Steiner/Lenzlinger: Aberwitziger Nationalpark im Kunstmuseum Chur

Aus dem spannungsreichen Verhältnis zwischen Mensch und Natur schöpfen Gerda Steiner und Jörg Lenzlinger ihre Ideen: 2003 liessen sie an der Biennale in Venedig aus der Kuppel der Kirche San Stae Pflanzen regnen, nun haben die beiden das Kunstmuseum Chur in einen fantastischen Park verwandelt.

Wo immer das Schweizer Künstlerpaar Gerda Steiner und Jörg Lenzlinger auftaucht, entstehen wunderliche Gärten. Das war so an der Expo.02 in der «Heimatmaschine» in Murten ebenso wie in der Stiftsbibliothek in St.Gallen, wo plötzlich überall Pflanzen – künstliche und getrocknete – wuchsen und sich Tierpräparate zwischen Büchern versteckten. In Chur ist es nun nicht anders – nur viel radikaler und wilder: Der Ausstellungsort, das Kunstmuseum Chur, wird nächstes Jahr abgerissen.

Steiner/Lenzlinger: Unzimperliches Vorgehen

«Wie bringen wir das Leben in dieses Haus?» Diese Frage haben sich Gerda Steiner und Jörg Lenzlinger am Anfang im leeren Museum gestellt. Weil das Leben Licht, Luft und Wasser braucht und weil Gerda Steiner und Jörg Lenzlinger absolut freie Hand hatten, sind sie unzimperlich vorgegangen: Sie haben das Dach geöffnet, so dass nun Licht und Regen ins Gebäude flutet, haben eine Wasserleitung quer durchs Gebäude gezogen und die Fenster entfernt, damit den Wind durch die Räume fegt. Dann haben die beiden gebaut.

Munter wachsende Meerschweinchenpopulation

Entstanden ist eine Landschaft, in der sich Berge aus Hirsch- und Rehgeweihen, Abbruchmaterial und Computern erheben. Dazwischen wuchern Kapuzinerkresse, Hopfen, Brombeeren und Malven. Aus dürren Ästen spriessen Kunststoffblätter und Plastikblumen.

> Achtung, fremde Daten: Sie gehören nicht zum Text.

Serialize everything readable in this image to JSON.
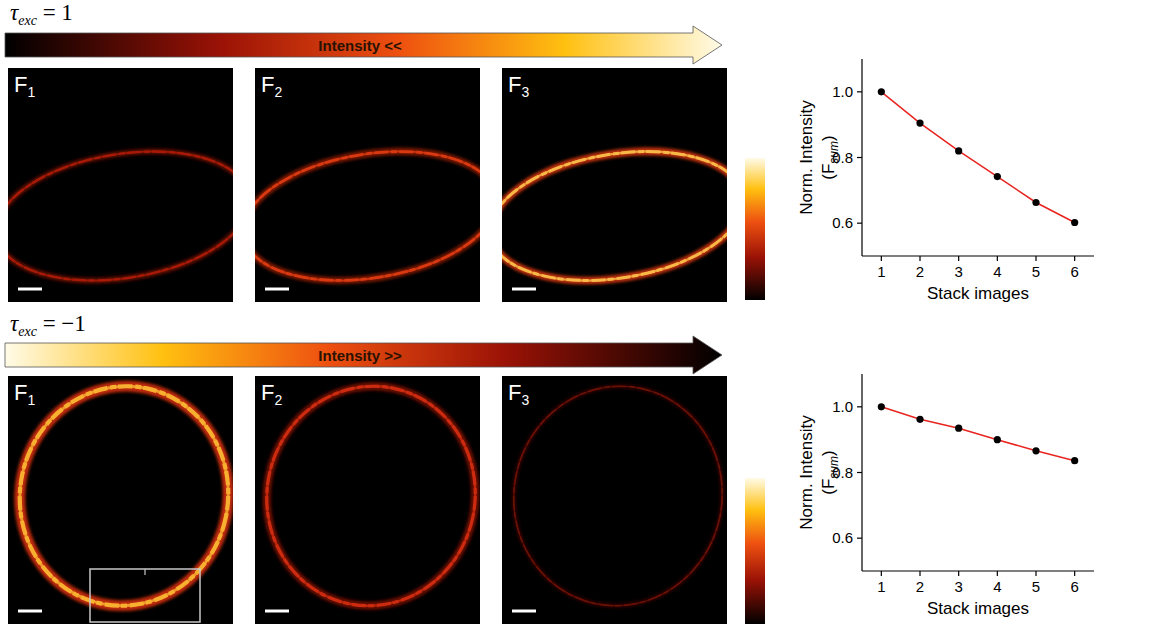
{
  "rows": [
    {
      "tau": {
        "symbol": "τ",
        "sub": "exc",
        "rest": " = 1"
      },
      "arrow_text": "Intensity <<",
      "frames": [
        {
          "main": "F",
          "sub": "1"
        },
        {
          "main": "F",
          "sub": "2"
        },
        {
          "main": "F",
          "sub": "3"
        }
      ]
    },
    {
      "tau": {
        "symbol": "τ",
        "sub": "exc",
        "rest": " = −1"
      },
      "arrow_text": "Intensity >>",
      "frames": [
        {
          "main": "F",
          "sub": "1"
        },
        {
          "main": "F",
          "sub": "2"
        },
        {
          "main": "F",
          "sub": "3"
        }
      ]
    }
  ],
  "chart_data": [
    {
      "type": "line",
      "xlabel": "Stack images",
      "ylabel": [
        "Norm. Intensity",
        "(F",
        "sum",
        ")"
      ],
      "x": [
        1,
        2,
        3,
        4,
        5,
        6
      ],
      "series": [
        {
          "color": "#e8241f",
          "marker": "circle",
          "values": [
            1.0,
            0.905,
            0.82,
            0.742,
            0.663,
            0.602
          ]
        }
      ],
      "xlim": [
        0.5,
        6.5
      ],
      "ylim": [
        0.5,
        1.1
      ],
      "xticks": [
        1,
        2,
        3,
        4,
        5,
        6
      ],
      "yticks": [
        0.6,
        0.8,
        {
          "value": 1,
          "label": "1.0"
        }
      ]
    },
    {
      "type": "line",
      "xlabel": "Stack images",
      "ylabel": [
        "Norm. Intensity",
        "(F",
        "sum",
        ")"
      ],
      "x": [
        1,
        2,
        3,
        4,
        5,
        6
      ],
      "series": [
        {
          "color": "#e8241f",
          "marker": "circle",
          "values": [
            1.0,
            0.962,
            0.935,
            0.9,
            0.866,
            0.836
          ]
        }
      ],
      "xlim": [
        0.5,
        6.5
      ],
      "ylim": [
        0.5,
        1.1
      ],
      "xticks": [
        1,
        2,
        3,
        4,
        5,
        6
      ],
      "yticks": [
        0.6,
        0.8,
        {
          "value": 1,
          "label": "1.0"
        }
      ]
    }
  ]
}
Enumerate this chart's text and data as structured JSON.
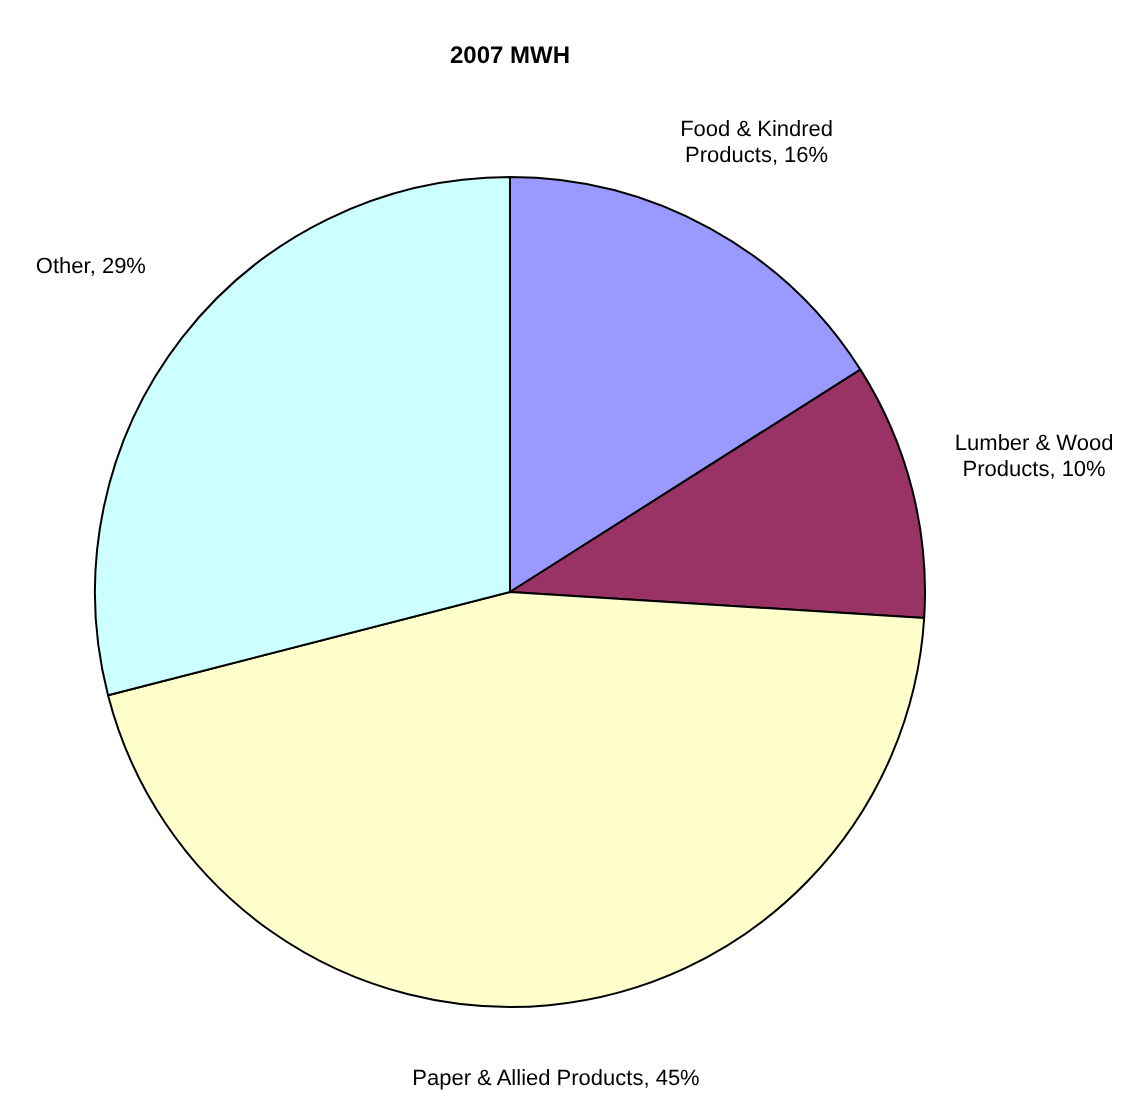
{
  "chart_data": {
    "type": "pie",
    "title": "2007 MWH",
    "categories": [
      "Food & Kindred Products",
      "Lumber & Wood Products",
      "Paper & Allied Products",
      "Other"
    ],
    "values": [
      16,
      10,
      45,
      29
    ],
    "value_labels": [
      "16%",
      "10%",
      "45%",
      "29%"
    ],
    "colors": [
      "#9999ff",
      "#993366",
      "#ffffcc",
      "#ccffff"
    ],
    "legend": false
  }
}
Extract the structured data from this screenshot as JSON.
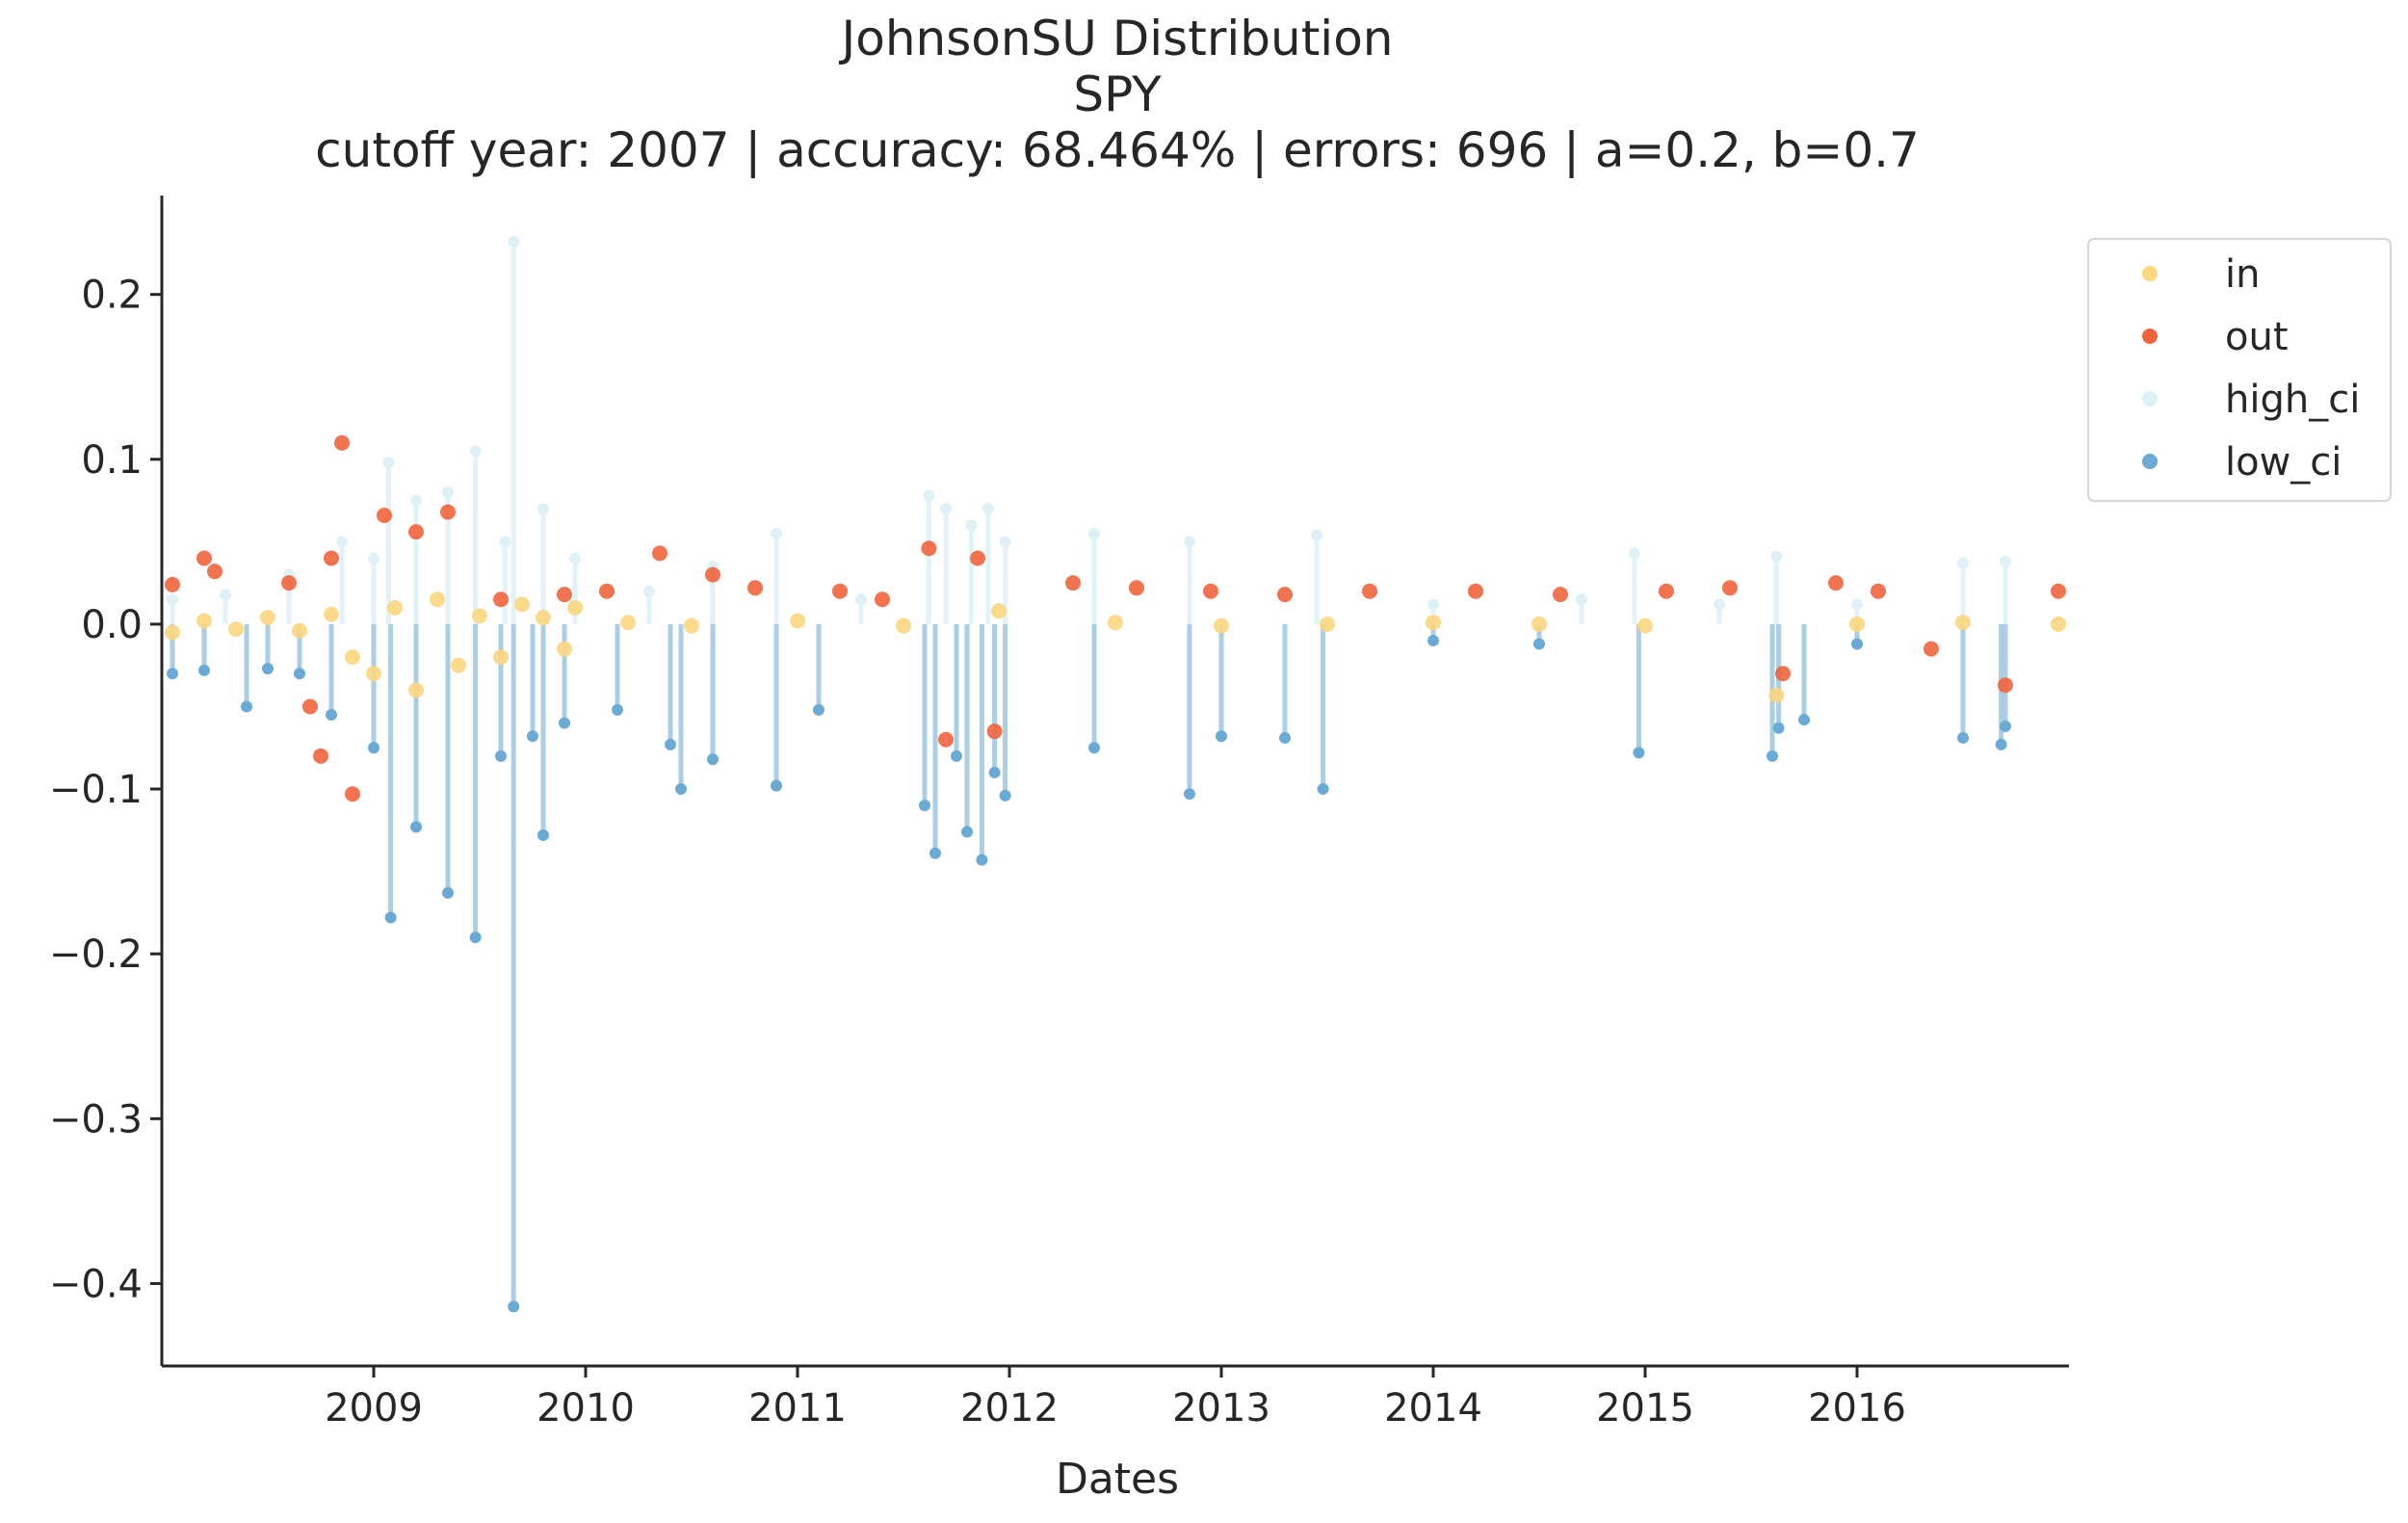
{
  "chart_data": {
    "type": "scatter",
    "title_lines": [
      "JohnsonSU Distribution",
      "SPY",
      "cutoff year: 2007 | accuracy: 68.464% | errors: 696 | a=0.2, b=0.7"
    ],
    "xlabel": "Dates",
    "ylabel": "",
    "xlim": [
      2008.0,
      2017.0
    ],
    "ylim": [
      -0.45,
      0.26
    ],
    "x_ticks": [
      2009,
      2010,
      2011,
      2012,
      2013,
      2014,
      2015,
      2016
    ],
    "x_tick_labels": [
      "2009",
      "2010",
      "2011",
      "2012",
      "2013",
      "2014",
      "2015",
      "2016"
    ],
    "y_ticks": [
      0.2,
      0.1,
      0.0,
      -0.1,
      -0.2,
      -0.3,
      -0.4
    ],
    "y_tick_labels": [
      "0.2",
      "0.1",
      "0.0",
      "−0.1",
      "−0.2",
      "−0.3",
      "−0.4"
    ],
    "grid": false,
    "legend_position": "top-right, outside axes",
    "series": [
      {
        "name": "in",
        "color": "#fbd77e",
        "style": "points",
        "x": [
          2008.05,
          2008.2,
          2008.35,
          2008.5,
          2008.65,
          2008.8,
          2008.9,
          2009.0,
          2009.1,
          2009.2,
          2009.3,
          2009.4,
          2009.5,
          2009.6,
          2009.7,
          2009.8,
          2009.9,
          2009.95,
          2010.2,
          2010.5,
          2011.0,
          2011.5,
          2011.95,
          2012.5,
          2013.0,
          2013.5,
          2014.0,
          2014.5,
          2015.0,
          2015.62,
          2016.0,
          2016.5,
          2016.95
        ],
        "values": [
          -0.005,
          0.002,
          -0.003,
          0.004,
          -0.004,
          0.006,
          -0.02,
          -0.03,
          0.01,
          -0.04,
          0.015,
          -0.025,
          0.005,
          -0.02,
          0.012,
          0.004,
          -0.015,
          0.01,
          0.001,
          -0.001,
          0.002,
          -0.001,
          0.008,
          0.001,
          -0.001,
          0.0,
          0.001,
          0.0,
          -0.001,
          -0.043,
          0.0,
          0.001,
          0.0
        ]
      },
      {
        "name": "out",
        "color": "#f0643c",
        "style": "points",
        "x": [
          2008.05,
          2008.2,
          2008.25,
          2008.6,
          2008.7,
          2008.75,
          2008.8,
          2008.85,
          2008.9,
          2009.05,
          2009.2,
          2009.35,
          2009.6,
          2009.9,
          2010.1,
          2010.35,
          2010.6,
          2010.8,
          2011.2,
          2011.4,
          2011.62,
          2011.7,
          2011.85,
          2011.93,
          2012.3,
          2012.6,
          2012.95,
          2013.3,
          2013.7,
          2014.2,
          2014.6,
          2015.1,
          2015.4,
          2015.65,
          2015.9,
          2016.1,
          2016.35,
          2016.7,
          2016.95
        ],
        "values": [
          0.024,
          0.04,
          0.032,
          0.025,
          -0.05,
          -0.08,
          0.04,
          0.11,
          -0.103,
          0.066,
          0.056,
          0.068,
          0.015,
          0.018,
          0.02,
          0.043,
          0.03,
          0.022,
          0.02,
          0.015,
          0.046,
          -0.07,
          0.04,
          -0.065,
          0.025,
          0.022,
          0.02,
          0.018,
          0.02,
          0.02,
          0.018,
          0.02,
          0.022,
          -0.03,
          0.025,
          0.02,
          -0.015,
          -0.037,
          0.02
        ]
      },
      {
        "name": "high_ci",
        "color": "#ddf1f6",
        "style": "stems",
        "x": [
          2008.05,
          2008.3,
          2008.6,
          2008.85,
          2009.0,
          2009.07,
          2009.2,
          2009.35,
          2009.48,
          2009.62,
          2009.66,
          2009.8,
          2009.95,
          2010.3,
          2010.6,
          2010.9,
          2011.3,
          2011.62,
          2011.7,
          2011.82,
          2011.9,
          2011.98,
          2012.4,
          2012.85,
          2013.45,
          2014.0,
          2014.7,
          2014.95,
          2015.35,
          2015.62,
          2016.0,
          2016.5,
          2016.7
        ],
        "values": [
          0.015,
          0.018,
          0.03,
          0.05,
          0.04,
          0.098,
          0.075,
          0.08,
          0.105,
          0.05,
          0.232,
          0.07,
          0.04,
          0.02,
          0.035,
          0.055,
          0.015,
          0.078,
          0.07,
          0.06,
          0.07,
          0.05,
          0.055,
          0.05,
          0.054,
          0.012,
          0.015,
          0.043,
          0.012,
          0.041,
          0.012,
          0.037,
          0.038
        ]
      },
      {
        "name": "low_ci",
        "color": "#6baad4",
        "style": "stems",
        "x": [
          2008.05,
          2008.2,
          2008.4,
          2008.5,
          2008.65,
          2008.8,
          2009.0,
          2009.08,
          2009.2,
          2009.35,
          2009.48,
          2009.6,
          2009.66,
          2009.75,
          2009.8,
          2009.9,
          2010.15,
          2010.4,
          2010.45,
          2010.6,
          2010.9,
          2011.1,
          2011.6,
          2011.65,
          2011.75,
          2011.8,
          2011.87,
          2011.93,
          2011.98,
          2012.4,
          2012.85,
          2013.0,
          2013.3,
          2013.48,
          2014.0,
          2014.5,
          2014.97,
          2015.6,
          2015.63,
          2015.75,
          2016.0,
          2016.5,
          2016.68,
          2016.7
        ],
        "values": [
          -0.03,
          -0.028,
          -0.05,
          -0.027,
          -0.03,
          -0.055,
          -0.075,
          -0.178,
          -0.123,
          -0.163,
          -0.19,
          -0.08,
          -0.414,
          -0.068,
          -0.128,
          -0.06,
          -0.052,
          -0.073,
          -0.1,
          -0.082,
          -0.098,
          -0.052,
          -0.11,
          -0.139,
          -0.08,
          -0.126,
          -0.143,
          -0.09,
          -0.104,
          -0.075,
          -0.103,
          -0.068,
          -0.069,
          -0.1,
          -0.01,
          -0.012,
          -0.078,
          -0.08,
          -0.063,
          -0.058,
          -0.012,
          -0.069,
          -0.073,
          -0.062
        ]
      }
    ]
  }
}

Ausgestopfte Vögel, Gummischlangen, Teddybären hocken im Geäst. In einem Teich schwimmen zwei echte Karpfen. In einem immensen Gehege wuseln quicklebendige Meerschweinchen, die sich schon munter vermehrt haben. Mächtige und schmächtige Zimmerpflanzen liefern sattes Grün.

Die Wanderung irritiert und beglückt

«Wir sind mit Meerschweinchen aufgewachsen. Das waren unsere ersten Tiere, die wir sehr nahe erlebt haben, und wir sind mit tropischen Zimmerpflanzen aufgewachsen», erzählt Jörg Lenzlinger. Er macht damit deutlich: Die Definition von Natur ist eine Frage des Standpunktes. Darum haben die beiden die Grenzen zwischen Mensch und Natur durchlässig gemacht, haben Natürliches und Künstliches wild gemischt und daraus einen überwältigenden, raumgreifenden Landschaftsparcours entworfen. Die Wanderung durch diesen Nationalpark fasziniert, irritiert und beglückt.

Doch bevor die Besucher diesen besonderen Nationalpark durchwandern, werden sie von Gerda Steiner und Jörg Lenzlinger zuerst in die Requisitenkammer gelotst. Hier schnappt man sich eine Flinte, einen Sonnenhut, eine Lupe oder ein Bärenkostüm – je nach Einstellung zur Natur: Denn für die einen ist sie Jagdrevier, Wellnesszone oder ein naturwissenschaftliches Grosslabor.

«Ordnen, was noch nicht in Verwirrung ist»

So ausgerüstet gehen die Besucher vor dem Einstieg in den verwirrenden Park vorbei an Vitrinen, wie sie in Naturhistorischen Museen gang und gäbe sind. In diesen Vitrinen präsentiert das Künstlerpaar streng geordnete Sammel- und Fundstücke – ein geordnetes Sammelsurium aus Steinen, Insekten, gebastelten Käfer, Plastikresten aus dem Mittelmeer, getrockneten Pflanzen und Kotformationen. Mit feinem Witz nehmen Steiner und Lenzlinger den Wunsch, die Vielfalt der Natur zu kategorisieren und zu ordnen, aufs Korn. «Man muss ordnen, was noch nicht in Verwirrung ist» – mit diesem Leitsatz ausgerüstet ist man dann vollends bereit, den wunderbar verwirrenden Park zu erkunden.